Edited by Kyrstie Lane
Bonne surprise : le saladier de punch est encore sur le buffet ! Ben Bernanke, le président de la banque centrale des Etats-Unis, l’a annoncé mercredi soir. Pas question de commencer à retirer l’alcool, à ne plus acheter 85 milliards de dollars d’obligations publiques et de titres hypothécaires américains. A cette seule nouvelle, des investisseurs du monde entier, pris d’une douce ivresse, ont poussé nombre d’indices boursiers à des niveaux record. Mais, en réalité, ils se sont surpris eux-mêmes. Quatre mois plus tôt, le patron de la Fed avait évoqué la possibilité d’une modération de son action. Le seul fait d’en parler avait fait bondir les taux d’intérêt américains à long terme de plus de moitié (ils sont passés de 1,7 % à 2,7 %). Une hausse trop rapide pour un pays trop fragile : il n’était pas question d’en rajouter. Le verbe de Bernanke avait suffi.
Bien sûr, la croissance est repartie plus vite et plus fort aux Etats-Unis qu’en Europe. Le taux de chômage touche à peine 7,3 % des Américains, un taux qui ferait rêver François Hollande et les Français avec.

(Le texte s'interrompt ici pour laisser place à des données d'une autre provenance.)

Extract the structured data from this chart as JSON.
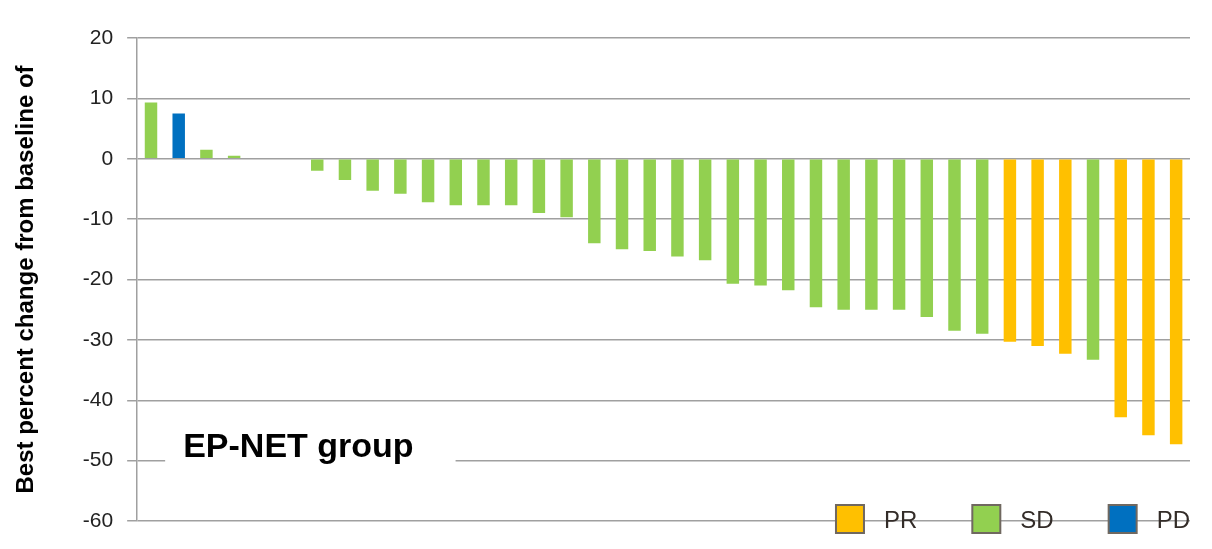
{
  "chart_data": {
    "type": "bar",
    "ylabel": "Best percent change from baseline of",
    "annotations": [
      "EP-NET group"
    ],
    "categories": [
      null,
      null,
      null,
      null,
      null,
      null,
      null,
      null,
      null,
      null,
      null,
      null,
      null,
      null,
      null,
      null,
      null,
      null,
      null,
      null,
      null,
      null,
      null,
      null,
      null,
      null,
      null,
      null,
      null,
      null,
      null,
      null,
      null,
      null,
      null,
      null,
      null,
      null
    ],
    "series": [
      {
        "name": "PR",
        "color": "#ffc000",
        "values": [
          null,
          null,
          null,
          null,
          null,
          null,
          null,
          null,
          null,
          null,
          null,
          null,
          null,
          null,
          null,
          null,
          null,
          null,
          null,
          null,
          null,
          null,
          null,
          null,
          null,
          null,
          null,
          null,
          null,
          null,
          null,
          -30.3,
          -31,
          -32.3,
          null,
          -42.8,
          -45.8,
          -47.3
        ]
      },
      {
        "name": "SD",
        "color": "#92d050",
        "values": [
          9.3,
          null,
          1.5,
          0.5,
          null,
          null,
          -2,
          -3.5,
          -5.3,
          -5.8,
          -7.2,
          -7.7,
          -7.7,
          -7.7,
          -9,
          -9.7,
          -14,
          -15,
          -15.3,
          -16.2,
          -16.8,
          -20.7,
          -21,
          -21.8,
          -24.6,
          -25,
          -25,
          -25,
          -26.2,
          -28.5,
          -29,
          null,
          null,
          null,
          -33.3,
          null,
          null,
          null
        ]
      },
      {
        "name": "PD",
        "color": "#0070c0",
        "values": [
          null,
          7.5,
          null,
          null,
          null,
          null,
          null,
          null,
          null,
          null,
          null,
          null,
          null,
          null,
          null,
          null,
          null,
          null,
          null,
          null,
          null,
          null,
          null,
          null,
          null,
          null,
          null,
          null,
          null,
          null,
          null,
          null,
          null,
          null,
          null,
          null,
          null,
          null
        ]
      }
    ],
    "ylim": [
      -60,
      20
    ],
    "yticks": [
      -60,
      -50,
      -40,
      -30,
      -20,
      -10,
      0,
      10,
      20
    ],
    "grid": "y",
    "legend": "bottom right"
  }
}
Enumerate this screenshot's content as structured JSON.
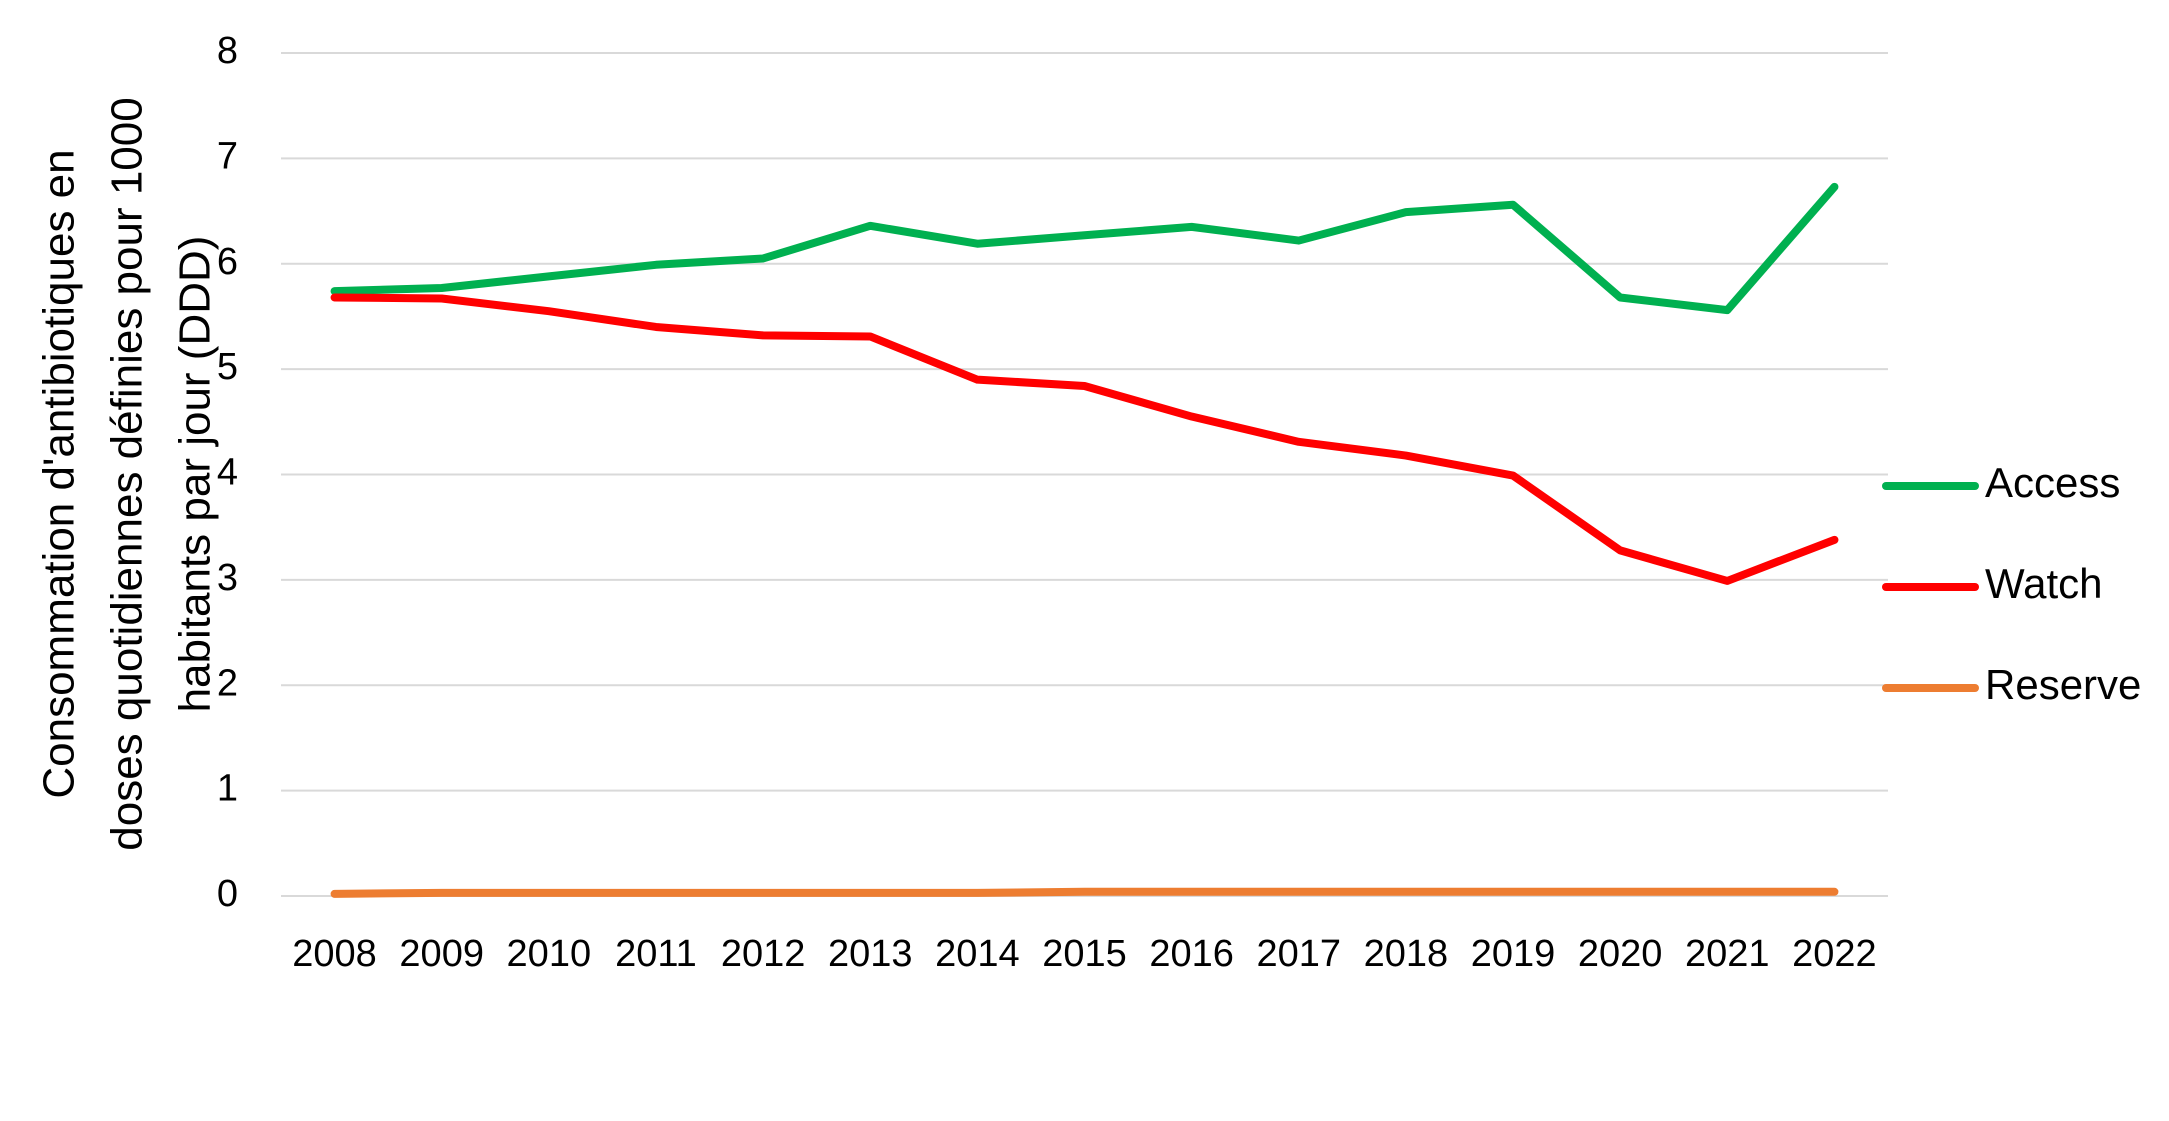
{
  "chart_data": {
    "type": "line",
    "ylabel": [
      "Consommation d'antibiotiques en",
      "doses quotidiennes définies pour 1000",
      "habitants par jour (DDD)"
    ],
    "categories": [
      "2008",
      "2009",
      "2010",
      "2011",
      "2012",
      "2013",
      "2014",
      "2015",
      "2016",
      "2017",
      "2018",
      "2019",
      "2020",
      "2021",
      "2022"
    ],
    "series": [
      {
        "name": "Access",
        "color": "#00b050",
        "values": [
          5.74,
          5.77,
          5.88,
          5.99,
          6.05,
          6.36,
          6.19,
          6.27,
          6.35,
          6.22,
          6.49,
          6.56,
          5.68,
          5.56,
          6.73
        ]
      },
      {
        "name": "Watch",
        "color": "#ff0000",
        "values": [
          5.68,
          5.67,
          5.55,
          5.4,
          5.32,
          5.31,
          4.9,
          4.84,
          4.55,
          4.31,
          4.18,
          3.99,
          3.28,
          2.99,
          3.38
        ]
      },
      {
        "name": "Reserve",
        "color": "#ed7d31",
        "values": [
          0.02,
          0.03,
          0.03,
          0.03,
          0.03,
          0.03,
          0.03,
          0.04,
          0.04,
          0.04,
          0.04,
          0.04,
          0.04,
          0.04,
          0.04
        ]
      }
    ],
    "ylim": [
      0,
      8
    ],
    "yticks": [
      0,
      1,
      2,
      3,
      4,
      5,
      6,
      7,
      8
    ],
    "grid": true,
    "legend": "right"
  }
}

L’Amérique est devenue plus compétitive avec le gaz de schiste et des salaires amputés. Les entreprises n’avaient jamais fait autant de profits. Mais, malgré ces signes de dynamisme, l’activité n’a progressé que de 1,6 % en un an. La seule composante vraiment tonique est l’investissement en logement (+ 15 % en un an). Or c’est aussi la plus sensible au taux d’intérêt à long terme. Les derniers indicateurs de l’immobilier américain indiquent déjà un marché moins ferme. Nous sommes ici au coeur de la contradiction du modèle choisi par Washington pour sortir l’économie de l’ornière. Alors que la crise financière a été provoquée par un excès d’endettement, le gouvernement comme la banque centrale veulent en sortir par un nouvel endettement, de l’Etat d’abord, des particuliers ensuite. L’Etat a pu s’endetter massivement à bon prix parce que la Fed achetait ses obligations. Il est évidemment difficile d’en faire autant pour les ménages. Et, sans ce recours à la dette, la mécanique d’une reprise autoentretenue ne peut pas s’enclencher. Si les profits sont au plus haut, c’est que les salaires se traînent. Le revenu médian aux Etats-Unis (la moitié des foyers gagne plus, l’autre moins) a le même pouvoir d’achat qu’il y a un quart de siècle. Avec une demande des consommateurs languissante, les entreprises limitent leurs investissements. Et leur base productive n’est pas suffisante pour que les exportations prennent le relais.
Conformément à sa mission, Ben Bernanke se bat contre l’inflation et aussi le chômage. Mais si puissant que soit son verbe, il ne peut pas réinventer un modèle de croissance.